À teneur de la directive, qui prévoyait que les HR n'étaient pas considérés comme des jours de congé, et A______ étant au bénéfice d'un téléphone professionnel, l'annonce d'une modification pouvait être faite à ce moment-là.

C. a. Par acte du 13 septembre 2023 formé devant la chambre administrative de la Cour de justice (ci-après : la chambre administrative), A______ a interjeté recours contre cette décision, concluant à son annulation et à la condamnation de la direction de la police à indemniser les 27 heures supplémentaires qu’elle avait effectuées, majorées à 100%, soit 54 heures au total. Elle concluait également à ce que son décompte d’heures soit modifié comme suit : « 6h30 de travail doivent être ajoutées à son compte d’heures travaillées, en maladie, pour le 1er décembre 2021 ; deux fois dix heures de travail décomptées en congé doivent être supprimées pour les 3 et 5 décembre 2021 ».

Si elle avait bien reçu le SMS du 22 octobre 2021, dépourvu de précisions, le seul moyen de connaître ses nouveaux horaires était de se rendre à son poste de travail pour accéder à la plateforme idoine. Or, elle était en jours « L » puis « R » les 22 et 23 octobre 2021 et n’avait pu prendre connaissance de son nouvel horaire que le 5 novembre suivant, soit hors délai pour une modification. La recourante invoquait que le droit supérieur avait été violé et que la directive avait été appliquée de manière arbitraire. L’obligation de consulter son téléphone portable professionnel lors des jours d’heures de reprises était contraire à l’obligation de l’employeur de protéger la personnalité et la santé de ses collaborateurs, conformément aux art. 2 al. 1 et 7A al. 1 RPAC et 328 CO. Par ailleurs, selon l’art. 17 LPA, les communications des autorités étaient soumises à réception et la directive ne prévoyait aucune dérogation aux règles usuelles de notification. En conséquence, peu importait la date d’envoi du SMS, le fait pertinent étant la prise effective de connaissance des changements effectués sur l’horaire de travail. De plus, le SMS n’indiquant pas les changements d’horaire mais que les usagers devaient consulter leurs horaires en raison d’une modification, il était nécessaire d’être en mesure de le faire, ce qui n’avait été le cas de la recourante que le 5 novembre 2021. Le fait que le SMS s’adressait à des centaines de policiers n’était pas une excuse et le dysfonctionnement de l’autorité intimée ne pouvait être imputé aux travailleurs.

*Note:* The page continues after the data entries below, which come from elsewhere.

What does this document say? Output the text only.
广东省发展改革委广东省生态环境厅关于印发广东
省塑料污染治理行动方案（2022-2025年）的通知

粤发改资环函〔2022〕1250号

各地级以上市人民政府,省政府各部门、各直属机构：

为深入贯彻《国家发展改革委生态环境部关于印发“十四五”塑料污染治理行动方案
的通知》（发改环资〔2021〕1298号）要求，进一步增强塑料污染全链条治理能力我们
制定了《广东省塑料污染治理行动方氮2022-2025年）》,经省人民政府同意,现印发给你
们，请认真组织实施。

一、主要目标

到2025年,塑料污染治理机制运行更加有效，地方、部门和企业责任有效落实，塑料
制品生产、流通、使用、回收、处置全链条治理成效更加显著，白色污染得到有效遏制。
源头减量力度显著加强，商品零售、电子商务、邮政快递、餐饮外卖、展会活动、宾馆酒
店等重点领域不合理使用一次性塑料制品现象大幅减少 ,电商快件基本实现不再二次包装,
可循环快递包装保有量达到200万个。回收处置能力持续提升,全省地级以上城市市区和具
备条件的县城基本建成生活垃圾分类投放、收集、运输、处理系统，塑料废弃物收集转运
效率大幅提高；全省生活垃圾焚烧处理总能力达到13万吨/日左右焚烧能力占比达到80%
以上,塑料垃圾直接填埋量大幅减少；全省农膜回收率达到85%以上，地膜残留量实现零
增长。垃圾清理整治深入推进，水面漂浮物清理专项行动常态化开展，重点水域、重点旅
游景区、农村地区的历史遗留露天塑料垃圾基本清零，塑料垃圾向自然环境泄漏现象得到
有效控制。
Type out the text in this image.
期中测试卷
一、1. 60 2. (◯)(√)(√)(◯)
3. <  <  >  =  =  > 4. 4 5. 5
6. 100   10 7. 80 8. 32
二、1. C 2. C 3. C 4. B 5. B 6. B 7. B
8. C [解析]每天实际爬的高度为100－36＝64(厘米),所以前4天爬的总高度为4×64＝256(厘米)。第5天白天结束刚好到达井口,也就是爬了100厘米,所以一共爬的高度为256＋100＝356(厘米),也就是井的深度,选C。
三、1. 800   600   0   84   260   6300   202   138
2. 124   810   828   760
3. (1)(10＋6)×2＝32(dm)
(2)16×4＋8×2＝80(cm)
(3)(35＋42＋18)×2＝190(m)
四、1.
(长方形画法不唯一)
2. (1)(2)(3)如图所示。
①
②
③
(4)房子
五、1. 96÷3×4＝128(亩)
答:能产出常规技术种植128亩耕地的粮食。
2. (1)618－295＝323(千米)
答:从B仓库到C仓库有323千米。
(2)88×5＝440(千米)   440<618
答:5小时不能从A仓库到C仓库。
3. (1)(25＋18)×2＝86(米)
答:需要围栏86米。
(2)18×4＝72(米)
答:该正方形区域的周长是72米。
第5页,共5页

Il n’apparaissait pas raisonnable qu’un événement exceptionnel nécessitant une importante modification des horaires de travail dans les 30 jours à venir vint pénaliser un travailleur qui avait planifié son horaire plus de neuf mois à l’avance.

Lors de l’envoi du SMS, elle se trouvait en période HR, équivalentes à des jours non-travaillés en compensation d’heures supplémentaires effectuées, soit une période durant laquelle elle n’avait aucune obligation de consulter son téléphone professionnel. Les principes de proportionnalité et d’égalité de traitement avaient également été violés. L’obligation faite aux agents de police de consulter leur téléphone portable en dehors de leurs heures de travail ne semblait pas admissible et apparaissait comme une violation crasse de l’égalité de traitement, les policiers en possession d’un appareil de téléphone portable se trouvant devoir travailler davantage que ceux qui n’en n'avaient pas et il n’y avait aucun motif raisonnable de prévoir une telle distinction. Par ailleurs, les agents de police pouvaient se prévaloir du droit à la vie privée et à la liberté personnelle ainsi qu’à la protection de la sphère privée aux termes des art. 10 al. 2 Cst. et 8 CEDH. Or, l’obligation faite de consulter leur téléphone professionnel négligeait le « droit à la déconnexion » et empêchait le travailleur de prendre le temps nécessaire afin de se reposer, ce qui était en totale contradiction avec l’essence même du jour de repos, l’hyper connexion réduisant la productivité et affectant la capacité de faire face aux missions confiées. Enfin, il était arbitraire de considérer que la recourante avait été informée de la modification de ses horaires de travail puisqu’elle n'avait pu matériellement en prendre connaissance qu’à son retour. La seule indication figurant dans le SMS était que les horaires avaient été modifiés et il était donc impossible de retenir qu’il notifiait de nouveaux horaires à la recourante. Pour l’ensemble de ces motifs, il devait être fait droit à ses conclusions.

b. La commandante a persisté dans sa décision et n’a pas souhaité répondre. La recourante a renoncé à présenter d’ultérieures écritures.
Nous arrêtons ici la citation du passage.